I thought the pre-covid panic buying was rational, we did use most of the stuff and there was good reason to not go out buying stuff again. Although there were odd shortages for weeks afterwards. You could not buy flour and then a few weeks later shops were selling it off at big discounts. 
 
Does not take imitation, simple enough to see on the news that 30% (or whatever they say) of the world oil supply is likely to be blockaded, to predict petrol shortages, or price rises. 
 
Anyway, the ev folk must be smug, and there will be plenty of you these days. 
 
jgh, 6th March 2026, 01:09
I stopped read The Guardian when I realised they'd hooked CP Scott up to a generator in the basement.
jgh, 6th March 2026, 01:21
I didn't realise there was any fuel shortage issues until I'd driven to Sheffield and was flat out in front of the TV. 
 
I'd set off with half a tank, I knew that 1/4 gets me to Sheffield. Driving past Wakefield I noticed I was down at 'E'. Yerwot? I was just approaching 25% a moment ago as expected. So pulled off into the first services and put 15L in at sheesh! 165.9p instead of my usual 127p. 
 
I know the car is spec'd to go 30 miles with the warning light on, but having twice run out of petrol ON THE ACTUAL SLIPROAD from the motorway to the service station I never risk even letting the light come on. Since then I've once had it come on as I was going up a steep hill with the petrol station at the top. 
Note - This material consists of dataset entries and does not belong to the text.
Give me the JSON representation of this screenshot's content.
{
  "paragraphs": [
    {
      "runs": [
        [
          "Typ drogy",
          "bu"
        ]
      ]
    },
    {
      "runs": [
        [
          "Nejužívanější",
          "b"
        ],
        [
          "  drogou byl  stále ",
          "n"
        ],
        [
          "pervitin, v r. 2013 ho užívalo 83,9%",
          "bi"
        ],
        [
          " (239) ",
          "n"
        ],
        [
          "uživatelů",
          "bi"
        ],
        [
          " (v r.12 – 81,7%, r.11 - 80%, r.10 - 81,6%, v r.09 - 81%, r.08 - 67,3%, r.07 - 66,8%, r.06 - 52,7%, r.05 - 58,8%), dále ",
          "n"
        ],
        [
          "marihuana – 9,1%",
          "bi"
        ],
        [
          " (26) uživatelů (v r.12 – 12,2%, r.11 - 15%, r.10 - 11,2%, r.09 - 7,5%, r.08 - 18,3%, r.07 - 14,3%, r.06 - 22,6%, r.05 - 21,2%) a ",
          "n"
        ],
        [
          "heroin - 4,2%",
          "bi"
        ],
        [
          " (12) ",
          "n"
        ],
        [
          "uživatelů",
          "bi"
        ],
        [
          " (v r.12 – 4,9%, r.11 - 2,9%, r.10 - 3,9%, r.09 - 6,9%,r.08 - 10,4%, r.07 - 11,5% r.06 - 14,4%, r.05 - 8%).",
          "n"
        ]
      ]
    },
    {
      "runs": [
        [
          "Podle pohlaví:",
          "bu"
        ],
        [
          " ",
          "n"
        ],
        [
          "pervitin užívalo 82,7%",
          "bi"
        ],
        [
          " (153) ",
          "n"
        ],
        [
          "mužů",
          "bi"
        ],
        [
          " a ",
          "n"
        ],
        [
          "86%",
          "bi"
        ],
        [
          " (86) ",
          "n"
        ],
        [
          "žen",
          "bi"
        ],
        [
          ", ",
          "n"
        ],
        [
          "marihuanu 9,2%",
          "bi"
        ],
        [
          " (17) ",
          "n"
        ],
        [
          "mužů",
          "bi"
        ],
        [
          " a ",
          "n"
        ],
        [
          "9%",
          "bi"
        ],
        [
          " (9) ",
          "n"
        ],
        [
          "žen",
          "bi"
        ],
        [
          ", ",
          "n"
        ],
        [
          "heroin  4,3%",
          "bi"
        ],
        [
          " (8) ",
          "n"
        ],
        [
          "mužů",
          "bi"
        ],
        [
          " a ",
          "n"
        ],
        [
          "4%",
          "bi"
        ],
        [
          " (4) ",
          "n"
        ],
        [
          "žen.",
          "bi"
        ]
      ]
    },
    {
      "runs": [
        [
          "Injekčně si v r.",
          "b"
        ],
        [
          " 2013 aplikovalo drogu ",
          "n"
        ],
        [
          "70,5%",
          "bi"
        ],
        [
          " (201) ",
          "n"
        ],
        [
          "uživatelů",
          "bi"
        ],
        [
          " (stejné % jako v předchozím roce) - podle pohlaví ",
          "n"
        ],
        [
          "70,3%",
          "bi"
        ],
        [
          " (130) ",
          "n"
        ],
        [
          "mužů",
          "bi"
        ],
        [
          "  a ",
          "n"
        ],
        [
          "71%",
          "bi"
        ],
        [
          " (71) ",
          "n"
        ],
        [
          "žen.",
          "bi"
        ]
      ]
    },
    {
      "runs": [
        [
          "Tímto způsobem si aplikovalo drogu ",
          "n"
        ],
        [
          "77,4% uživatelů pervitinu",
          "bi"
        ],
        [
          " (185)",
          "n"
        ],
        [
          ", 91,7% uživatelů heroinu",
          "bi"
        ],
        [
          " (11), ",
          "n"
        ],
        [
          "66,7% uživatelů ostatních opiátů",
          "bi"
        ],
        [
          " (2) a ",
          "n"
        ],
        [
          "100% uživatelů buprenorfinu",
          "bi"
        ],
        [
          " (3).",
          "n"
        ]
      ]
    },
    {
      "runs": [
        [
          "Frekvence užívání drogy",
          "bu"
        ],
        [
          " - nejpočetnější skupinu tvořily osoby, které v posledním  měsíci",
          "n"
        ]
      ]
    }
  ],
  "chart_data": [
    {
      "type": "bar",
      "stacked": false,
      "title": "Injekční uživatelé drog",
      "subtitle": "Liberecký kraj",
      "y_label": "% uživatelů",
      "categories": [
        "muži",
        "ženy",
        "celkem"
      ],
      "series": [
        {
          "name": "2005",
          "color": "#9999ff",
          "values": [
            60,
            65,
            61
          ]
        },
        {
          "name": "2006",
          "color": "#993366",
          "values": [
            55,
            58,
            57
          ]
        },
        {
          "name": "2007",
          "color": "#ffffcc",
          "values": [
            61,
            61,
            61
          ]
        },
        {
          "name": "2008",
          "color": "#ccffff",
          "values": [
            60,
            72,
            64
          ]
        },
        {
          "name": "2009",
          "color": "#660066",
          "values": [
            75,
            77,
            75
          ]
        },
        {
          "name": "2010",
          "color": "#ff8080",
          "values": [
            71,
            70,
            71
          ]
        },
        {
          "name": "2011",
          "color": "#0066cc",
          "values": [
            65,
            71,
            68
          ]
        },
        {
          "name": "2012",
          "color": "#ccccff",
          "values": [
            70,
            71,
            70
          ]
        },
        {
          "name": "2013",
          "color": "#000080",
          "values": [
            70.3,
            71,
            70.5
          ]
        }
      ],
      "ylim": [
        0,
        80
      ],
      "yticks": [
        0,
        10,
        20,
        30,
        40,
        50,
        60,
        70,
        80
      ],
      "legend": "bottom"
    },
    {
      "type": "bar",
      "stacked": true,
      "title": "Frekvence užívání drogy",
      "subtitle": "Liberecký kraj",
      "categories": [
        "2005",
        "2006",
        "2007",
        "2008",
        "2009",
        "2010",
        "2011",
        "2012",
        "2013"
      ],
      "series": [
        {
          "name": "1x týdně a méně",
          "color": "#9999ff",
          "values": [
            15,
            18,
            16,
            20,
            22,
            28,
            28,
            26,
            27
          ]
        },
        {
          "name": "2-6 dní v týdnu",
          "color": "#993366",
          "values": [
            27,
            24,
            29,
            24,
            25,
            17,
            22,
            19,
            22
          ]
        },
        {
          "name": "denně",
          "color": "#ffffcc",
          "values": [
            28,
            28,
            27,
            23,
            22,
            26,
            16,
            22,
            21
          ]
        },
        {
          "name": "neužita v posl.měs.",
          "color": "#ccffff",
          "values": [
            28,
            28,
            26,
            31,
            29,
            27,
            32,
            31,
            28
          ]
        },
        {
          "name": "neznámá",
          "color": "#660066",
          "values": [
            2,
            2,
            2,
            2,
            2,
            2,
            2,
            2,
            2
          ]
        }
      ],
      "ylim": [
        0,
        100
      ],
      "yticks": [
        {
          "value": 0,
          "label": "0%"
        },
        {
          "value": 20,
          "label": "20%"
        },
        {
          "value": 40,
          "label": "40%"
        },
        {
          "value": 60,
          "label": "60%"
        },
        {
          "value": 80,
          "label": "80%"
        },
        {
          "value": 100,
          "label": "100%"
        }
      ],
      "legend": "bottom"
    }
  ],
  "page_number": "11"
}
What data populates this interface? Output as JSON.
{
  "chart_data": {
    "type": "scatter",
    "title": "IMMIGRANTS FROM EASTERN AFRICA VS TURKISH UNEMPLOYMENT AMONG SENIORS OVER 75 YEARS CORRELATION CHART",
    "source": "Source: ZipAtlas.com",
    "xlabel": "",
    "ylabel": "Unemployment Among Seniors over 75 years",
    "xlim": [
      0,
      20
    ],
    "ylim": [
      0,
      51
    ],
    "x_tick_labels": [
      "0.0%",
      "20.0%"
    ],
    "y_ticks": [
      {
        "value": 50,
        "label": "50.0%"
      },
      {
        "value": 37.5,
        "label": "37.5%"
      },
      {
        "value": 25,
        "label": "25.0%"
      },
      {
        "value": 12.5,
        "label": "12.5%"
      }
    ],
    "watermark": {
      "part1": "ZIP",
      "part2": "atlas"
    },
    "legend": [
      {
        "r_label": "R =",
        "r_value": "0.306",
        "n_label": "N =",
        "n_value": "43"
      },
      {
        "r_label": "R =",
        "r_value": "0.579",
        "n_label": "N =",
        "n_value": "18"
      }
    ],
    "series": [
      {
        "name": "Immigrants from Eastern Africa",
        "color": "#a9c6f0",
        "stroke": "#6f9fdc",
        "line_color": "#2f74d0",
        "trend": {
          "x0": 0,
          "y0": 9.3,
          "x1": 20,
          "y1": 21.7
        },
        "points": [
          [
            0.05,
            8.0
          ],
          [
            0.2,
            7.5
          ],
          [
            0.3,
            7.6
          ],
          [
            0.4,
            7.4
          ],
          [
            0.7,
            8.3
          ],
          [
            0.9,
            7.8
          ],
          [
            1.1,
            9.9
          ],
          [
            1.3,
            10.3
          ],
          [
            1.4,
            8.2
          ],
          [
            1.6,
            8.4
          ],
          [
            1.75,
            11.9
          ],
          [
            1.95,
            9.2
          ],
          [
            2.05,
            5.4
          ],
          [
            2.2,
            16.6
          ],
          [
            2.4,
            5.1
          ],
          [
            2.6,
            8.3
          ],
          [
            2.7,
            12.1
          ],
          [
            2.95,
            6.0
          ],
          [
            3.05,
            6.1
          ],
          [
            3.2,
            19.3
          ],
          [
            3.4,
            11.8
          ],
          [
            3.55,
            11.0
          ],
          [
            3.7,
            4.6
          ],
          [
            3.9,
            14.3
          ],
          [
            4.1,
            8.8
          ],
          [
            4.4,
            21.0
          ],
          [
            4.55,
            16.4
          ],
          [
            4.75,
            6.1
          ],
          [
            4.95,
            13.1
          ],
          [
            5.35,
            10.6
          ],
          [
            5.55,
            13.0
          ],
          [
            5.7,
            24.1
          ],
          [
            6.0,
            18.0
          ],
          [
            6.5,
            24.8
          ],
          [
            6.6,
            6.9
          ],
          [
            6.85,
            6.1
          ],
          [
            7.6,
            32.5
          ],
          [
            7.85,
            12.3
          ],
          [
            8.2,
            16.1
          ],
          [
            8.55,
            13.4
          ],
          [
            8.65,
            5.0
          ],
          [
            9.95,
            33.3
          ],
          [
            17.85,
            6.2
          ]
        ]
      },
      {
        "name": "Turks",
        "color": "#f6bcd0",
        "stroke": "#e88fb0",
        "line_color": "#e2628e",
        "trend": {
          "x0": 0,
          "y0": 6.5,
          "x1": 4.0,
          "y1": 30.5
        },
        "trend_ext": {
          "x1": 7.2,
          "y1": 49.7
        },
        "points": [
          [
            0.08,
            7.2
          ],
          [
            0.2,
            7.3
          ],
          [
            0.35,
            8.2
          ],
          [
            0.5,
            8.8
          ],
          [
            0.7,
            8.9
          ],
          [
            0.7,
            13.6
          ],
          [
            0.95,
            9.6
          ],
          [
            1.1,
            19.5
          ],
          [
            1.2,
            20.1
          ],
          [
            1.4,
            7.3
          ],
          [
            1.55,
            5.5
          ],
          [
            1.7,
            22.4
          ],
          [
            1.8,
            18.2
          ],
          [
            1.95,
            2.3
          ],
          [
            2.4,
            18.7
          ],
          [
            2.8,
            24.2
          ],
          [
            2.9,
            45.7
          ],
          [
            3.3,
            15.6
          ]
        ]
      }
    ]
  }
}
jgh, 6th March 2026, 01:36
I lived in Hong Kong when there was a 'run' on a *cake* *shop*! This wasn't unusual, there was at least ones in 1984 and 1997 as well, plus a bridal hire 'run', and a cutlery set 'run' when I was there. "Hey, I've heard they're running out of special voucher items". "Aieeyaa!, I'd better go and redeem all my special vouchers before they run out." 
C Ferris, 6th March 2026, 05:53
I wonder if any of these missiles can carry sea mines?
David Pilling, 6th March 2026, 12:37
About mines, seems Iran has to get its own oil exports through the Gulf of Hormuz, so it will not be sowing mines at random. Good question though. 
Today news is coming out of shut downs in Gulf energy production - so higher prices and shortages are on the way.